Dale Dawkins

No. 89
- Position: Wide receiver

Personal information
- Born: October 30, 1966 (age 59) Vero Beach, Florida, U.S.
- Listed height: 6 ft 1 in (1.85 m)
- Listed weight: 190 lb (86 kg)

Career information
- High school: Vero Beach
- College: Miami (FL)
- NFL draft: 1990: 9th round, 223rd overall pick

Career history
- New York Jets (1990–1993);

Awards and highlights
- 2× National champion (1987, 1989); 1989 2nd team All-South Independent Football;

Career NFL statistics
- Receptions: 8
- Receiving yards: 106
- Stats at Pro Football Reference

= Dale Dawkins =

American football player (born 1966)

Dale V. Dawkins (born October 30, 1966) is an American former professional football player who was a wide receiver for the New York Jets of the National Football League (NFL). He played college football for the Miami Hurricanes.

==College career==
Dawkins played football at the University of Miami from 1987 to 1989 as a wide receiver.

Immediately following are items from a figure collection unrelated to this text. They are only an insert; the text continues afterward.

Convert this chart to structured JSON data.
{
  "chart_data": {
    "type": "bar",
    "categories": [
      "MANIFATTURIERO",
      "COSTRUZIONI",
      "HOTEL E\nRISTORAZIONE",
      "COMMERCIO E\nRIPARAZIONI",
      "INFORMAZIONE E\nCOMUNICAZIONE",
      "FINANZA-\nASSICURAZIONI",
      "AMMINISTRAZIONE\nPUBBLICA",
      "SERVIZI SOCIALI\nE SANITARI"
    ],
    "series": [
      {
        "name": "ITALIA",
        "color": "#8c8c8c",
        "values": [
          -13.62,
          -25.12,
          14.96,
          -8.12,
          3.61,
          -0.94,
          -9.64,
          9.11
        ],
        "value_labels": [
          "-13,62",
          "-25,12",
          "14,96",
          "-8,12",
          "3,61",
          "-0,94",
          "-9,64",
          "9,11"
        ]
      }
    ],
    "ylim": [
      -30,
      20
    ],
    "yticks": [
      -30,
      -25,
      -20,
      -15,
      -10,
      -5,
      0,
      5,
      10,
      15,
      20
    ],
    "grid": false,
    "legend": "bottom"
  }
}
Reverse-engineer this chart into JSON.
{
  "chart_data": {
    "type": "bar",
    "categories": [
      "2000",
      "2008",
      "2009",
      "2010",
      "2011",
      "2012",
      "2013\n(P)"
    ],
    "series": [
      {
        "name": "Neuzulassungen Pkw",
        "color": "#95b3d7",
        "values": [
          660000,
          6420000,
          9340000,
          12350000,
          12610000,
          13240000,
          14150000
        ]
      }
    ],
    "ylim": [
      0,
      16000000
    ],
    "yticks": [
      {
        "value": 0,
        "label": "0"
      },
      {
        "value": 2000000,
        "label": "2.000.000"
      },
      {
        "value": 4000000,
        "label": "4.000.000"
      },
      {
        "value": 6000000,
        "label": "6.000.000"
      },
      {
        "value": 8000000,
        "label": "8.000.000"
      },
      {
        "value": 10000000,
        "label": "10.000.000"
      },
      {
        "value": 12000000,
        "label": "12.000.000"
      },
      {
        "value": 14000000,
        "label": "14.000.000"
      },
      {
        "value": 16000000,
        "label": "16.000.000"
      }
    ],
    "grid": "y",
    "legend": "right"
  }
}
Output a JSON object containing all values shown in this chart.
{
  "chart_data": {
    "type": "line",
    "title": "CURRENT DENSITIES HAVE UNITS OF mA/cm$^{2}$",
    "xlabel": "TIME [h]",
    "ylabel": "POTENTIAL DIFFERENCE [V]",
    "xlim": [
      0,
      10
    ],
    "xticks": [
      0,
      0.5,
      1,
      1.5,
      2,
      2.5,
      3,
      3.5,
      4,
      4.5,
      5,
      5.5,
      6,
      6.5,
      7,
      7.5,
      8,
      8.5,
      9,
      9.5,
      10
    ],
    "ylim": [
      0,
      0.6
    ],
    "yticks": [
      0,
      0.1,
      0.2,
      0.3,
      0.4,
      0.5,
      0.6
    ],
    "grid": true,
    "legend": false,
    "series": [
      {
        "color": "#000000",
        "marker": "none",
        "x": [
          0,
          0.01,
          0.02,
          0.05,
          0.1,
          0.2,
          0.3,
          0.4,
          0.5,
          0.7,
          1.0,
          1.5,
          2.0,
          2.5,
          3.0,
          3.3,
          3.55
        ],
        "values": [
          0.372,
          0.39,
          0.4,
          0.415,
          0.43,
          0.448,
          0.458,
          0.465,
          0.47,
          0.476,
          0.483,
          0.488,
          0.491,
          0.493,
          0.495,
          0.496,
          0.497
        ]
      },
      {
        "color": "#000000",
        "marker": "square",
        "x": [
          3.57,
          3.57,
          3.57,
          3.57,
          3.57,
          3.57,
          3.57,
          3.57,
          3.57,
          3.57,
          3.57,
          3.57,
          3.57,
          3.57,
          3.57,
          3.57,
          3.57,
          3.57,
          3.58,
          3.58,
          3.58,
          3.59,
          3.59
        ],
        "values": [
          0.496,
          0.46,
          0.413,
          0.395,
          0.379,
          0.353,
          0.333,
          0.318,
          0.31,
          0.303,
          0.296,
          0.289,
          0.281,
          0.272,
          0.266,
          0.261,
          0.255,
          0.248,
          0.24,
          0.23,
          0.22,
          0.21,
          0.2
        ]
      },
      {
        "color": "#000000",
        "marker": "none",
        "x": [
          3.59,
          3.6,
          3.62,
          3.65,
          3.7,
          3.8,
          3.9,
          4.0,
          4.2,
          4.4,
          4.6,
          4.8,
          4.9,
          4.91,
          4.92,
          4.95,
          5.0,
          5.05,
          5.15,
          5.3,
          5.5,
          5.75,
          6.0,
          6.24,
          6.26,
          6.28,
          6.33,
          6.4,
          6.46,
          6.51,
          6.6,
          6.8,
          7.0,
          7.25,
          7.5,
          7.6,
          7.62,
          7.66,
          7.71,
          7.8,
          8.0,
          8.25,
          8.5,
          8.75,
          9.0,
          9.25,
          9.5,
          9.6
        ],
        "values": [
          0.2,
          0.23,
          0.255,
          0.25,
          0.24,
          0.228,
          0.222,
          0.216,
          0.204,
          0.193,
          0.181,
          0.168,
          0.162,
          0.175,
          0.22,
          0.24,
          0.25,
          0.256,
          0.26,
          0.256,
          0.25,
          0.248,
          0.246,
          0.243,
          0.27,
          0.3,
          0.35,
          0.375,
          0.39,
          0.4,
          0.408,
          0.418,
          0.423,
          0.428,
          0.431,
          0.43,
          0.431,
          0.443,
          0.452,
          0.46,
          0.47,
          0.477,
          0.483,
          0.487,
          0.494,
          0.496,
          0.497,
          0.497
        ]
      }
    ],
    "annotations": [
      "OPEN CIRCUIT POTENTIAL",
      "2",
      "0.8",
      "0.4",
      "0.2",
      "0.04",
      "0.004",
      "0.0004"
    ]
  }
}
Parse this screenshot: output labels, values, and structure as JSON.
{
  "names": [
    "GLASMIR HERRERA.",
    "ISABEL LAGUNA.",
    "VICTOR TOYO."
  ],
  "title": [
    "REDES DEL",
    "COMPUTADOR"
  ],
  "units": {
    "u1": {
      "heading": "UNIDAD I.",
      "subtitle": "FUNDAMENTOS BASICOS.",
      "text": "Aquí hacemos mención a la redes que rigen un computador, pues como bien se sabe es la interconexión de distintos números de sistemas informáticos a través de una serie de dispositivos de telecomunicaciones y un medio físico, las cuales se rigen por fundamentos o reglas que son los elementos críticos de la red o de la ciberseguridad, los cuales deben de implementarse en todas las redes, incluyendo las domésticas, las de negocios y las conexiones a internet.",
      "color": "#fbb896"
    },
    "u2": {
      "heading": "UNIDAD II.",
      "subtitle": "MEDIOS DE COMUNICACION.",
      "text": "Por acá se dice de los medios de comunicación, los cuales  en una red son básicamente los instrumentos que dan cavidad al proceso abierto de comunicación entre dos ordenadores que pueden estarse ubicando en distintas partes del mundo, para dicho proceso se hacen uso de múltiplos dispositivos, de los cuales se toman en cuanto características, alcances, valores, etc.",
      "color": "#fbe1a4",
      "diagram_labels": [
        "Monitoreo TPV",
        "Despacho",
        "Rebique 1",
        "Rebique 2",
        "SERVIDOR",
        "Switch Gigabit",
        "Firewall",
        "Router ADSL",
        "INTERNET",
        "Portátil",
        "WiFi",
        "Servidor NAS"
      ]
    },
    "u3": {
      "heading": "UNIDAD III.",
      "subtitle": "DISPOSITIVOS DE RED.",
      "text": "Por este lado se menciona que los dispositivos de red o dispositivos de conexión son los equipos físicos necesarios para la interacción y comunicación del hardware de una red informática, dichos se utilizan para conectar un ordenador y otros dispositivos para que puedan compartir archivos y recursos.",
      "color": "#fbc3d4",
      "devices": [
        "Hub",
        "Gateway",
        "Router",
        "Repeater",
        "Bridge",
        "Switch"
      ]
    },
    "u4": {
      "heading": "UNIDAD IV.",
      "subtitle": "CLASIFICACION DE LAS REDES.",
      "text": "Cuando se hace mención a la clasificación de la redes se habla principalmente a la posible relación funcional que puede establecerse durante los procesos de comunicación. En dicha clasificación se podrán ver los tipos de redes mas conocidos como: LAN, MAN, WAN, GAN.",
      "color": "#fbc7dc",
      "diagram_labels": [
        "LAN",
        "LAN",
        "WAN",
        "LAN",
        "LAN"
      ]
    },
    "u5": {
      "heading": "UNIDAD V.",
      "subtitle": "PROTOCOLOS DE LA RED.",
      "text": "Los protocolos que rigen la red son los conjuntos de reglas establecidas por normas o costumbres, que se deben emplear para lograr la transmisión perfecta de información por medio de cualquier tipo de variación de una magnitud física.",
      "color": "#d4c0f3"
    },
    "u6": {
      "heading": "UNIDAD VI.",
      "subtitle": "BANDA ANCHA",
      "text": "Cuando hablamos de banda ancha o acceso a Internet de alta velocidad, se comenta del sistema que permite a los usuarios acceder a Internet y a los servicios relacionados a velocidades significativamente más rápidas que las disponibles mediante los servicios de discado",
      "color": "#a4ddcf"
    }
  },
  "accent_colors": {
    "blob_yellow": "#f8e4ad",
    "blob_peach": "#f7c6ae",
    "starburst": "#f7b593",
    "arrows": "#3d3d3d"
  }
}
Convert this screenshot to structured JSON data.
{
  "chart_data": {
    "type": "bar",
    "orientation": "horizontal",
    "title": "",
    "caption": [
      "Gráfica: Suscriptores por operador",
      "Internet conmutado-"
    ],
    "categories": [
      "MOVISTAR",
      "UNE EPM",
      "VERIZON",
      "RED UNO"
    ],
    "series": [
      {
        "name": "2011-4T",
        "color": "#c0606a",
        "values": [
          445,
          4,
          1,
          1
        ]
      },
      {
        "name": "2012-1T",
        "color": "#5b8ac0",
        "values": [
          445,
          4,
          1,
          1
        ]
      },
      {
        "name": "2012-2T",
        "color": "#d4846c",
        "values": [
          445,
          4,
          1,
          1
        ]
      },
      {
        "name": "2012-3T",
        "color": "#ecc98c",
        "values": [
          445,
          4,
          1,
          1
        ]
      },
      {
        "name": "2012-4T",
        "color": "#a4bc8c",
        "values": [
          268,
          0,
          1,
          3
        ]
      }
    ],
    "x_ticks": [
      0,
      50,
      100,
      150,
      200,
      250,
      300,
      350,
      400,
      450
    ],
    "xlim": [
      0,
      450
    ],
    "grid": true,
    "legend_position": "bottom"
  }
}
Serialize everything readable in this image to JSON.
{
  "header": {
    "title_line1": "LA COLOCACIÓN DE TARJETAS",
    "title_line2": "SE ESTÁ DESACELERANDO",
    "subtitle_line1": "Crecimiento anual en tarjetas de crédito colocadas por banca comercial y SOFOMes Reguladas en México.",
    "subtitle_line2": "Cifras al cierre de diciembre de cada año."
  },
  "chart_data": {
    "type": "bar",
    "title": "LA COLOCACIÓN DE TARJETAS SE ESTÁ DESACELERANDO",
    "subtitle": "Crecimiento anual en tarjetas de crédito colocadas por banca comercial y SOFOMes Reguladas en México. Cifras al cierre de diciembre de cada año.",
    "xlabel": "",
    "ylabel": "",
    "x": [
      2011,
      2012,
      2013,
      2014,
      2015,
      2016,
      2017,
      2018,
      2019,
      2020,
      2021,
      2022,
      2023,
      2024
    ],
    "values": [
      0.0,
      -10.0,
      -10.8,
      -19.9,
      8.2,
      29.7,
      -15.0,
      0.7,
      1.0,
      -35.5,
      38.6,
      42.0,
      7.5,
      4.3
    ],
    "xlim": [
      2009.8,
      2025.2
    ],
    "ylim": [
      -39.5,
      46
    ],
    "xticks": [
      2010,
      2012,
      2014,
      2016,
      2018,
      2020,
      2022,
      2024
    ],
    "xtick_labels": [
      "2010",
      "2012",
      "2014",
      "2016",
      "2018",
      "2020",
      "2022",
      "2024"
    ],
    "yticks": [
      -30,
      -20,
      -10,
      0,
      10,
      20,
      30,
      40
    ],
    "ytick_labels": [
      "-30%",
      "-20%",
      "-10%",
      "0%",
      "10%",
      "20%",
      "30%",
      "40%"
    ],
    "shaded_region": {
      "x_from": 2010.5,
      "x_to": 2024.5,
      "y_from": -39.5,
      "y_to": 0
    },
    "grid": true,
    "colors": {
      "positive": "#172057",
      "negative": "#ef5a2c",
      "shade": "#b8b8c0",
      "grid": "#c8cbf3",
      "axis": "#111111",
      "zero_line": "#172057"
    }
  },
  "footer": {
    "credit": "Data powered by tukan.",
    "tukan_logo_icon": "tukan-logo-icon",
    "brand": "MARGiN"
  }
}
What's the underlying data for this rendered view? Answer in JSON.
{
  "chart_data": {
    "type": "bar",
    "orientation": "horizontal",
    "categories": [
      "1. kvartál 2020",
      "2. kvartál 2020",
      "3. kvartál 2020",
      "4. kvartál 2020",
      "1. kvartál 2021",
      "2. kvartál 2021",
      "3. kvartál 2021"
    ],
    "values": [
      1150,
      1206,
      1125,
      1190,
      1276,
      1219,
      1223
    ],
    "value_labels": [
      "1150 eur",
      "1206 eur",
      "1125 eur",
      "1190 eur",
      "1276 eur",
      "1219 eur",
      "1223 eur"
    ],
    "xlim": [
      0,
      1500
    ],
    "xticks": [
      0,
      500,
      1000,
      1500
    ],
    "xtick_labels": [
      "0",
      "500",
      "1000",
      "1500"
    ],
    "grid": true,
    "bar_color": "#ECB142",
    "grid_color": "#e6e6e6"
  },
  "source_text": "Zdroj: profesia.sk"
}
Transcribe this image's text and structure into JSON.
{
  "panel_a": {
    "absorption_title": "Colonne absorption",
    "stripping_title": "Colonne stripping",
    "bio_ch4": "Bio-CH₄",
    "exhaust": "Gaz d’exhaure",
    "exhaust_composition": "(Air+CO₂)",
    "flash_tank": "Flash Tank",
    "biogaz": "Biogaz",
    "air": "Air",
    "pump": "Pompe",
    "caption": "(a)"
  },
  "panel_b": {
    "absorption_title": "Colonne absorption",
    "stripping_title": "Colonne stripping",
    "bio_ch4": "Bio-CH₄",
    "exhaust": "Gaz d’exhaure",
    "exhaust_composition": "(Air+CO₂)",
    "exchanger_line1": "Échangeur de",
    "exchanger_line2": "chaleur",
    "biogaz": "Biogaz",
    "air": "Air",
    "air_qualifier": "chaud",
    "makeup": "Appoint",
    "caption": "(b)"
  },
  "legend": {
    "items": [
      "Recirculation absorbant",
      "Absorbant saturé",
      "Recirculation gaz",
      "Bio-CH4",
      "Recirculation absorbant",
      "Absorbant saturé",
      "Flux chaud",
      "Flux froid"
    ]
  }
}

- 1987: Two catches for 20 yards
- 1988: 31 catches for 488 yards and three touchdowns
- 1989: 54 catches for 833 yards and seven touchdowns

==Professional career==
Dawkins was selected by the New York Jets in the ninth round of the 1990 NFL draft. He was selected 223rd overall. As a rookie, he had just 5 catches for 68 yards. In 1991, he had 3 catches for 38 yards. He only played in 10 more games through the 1993 NFL season.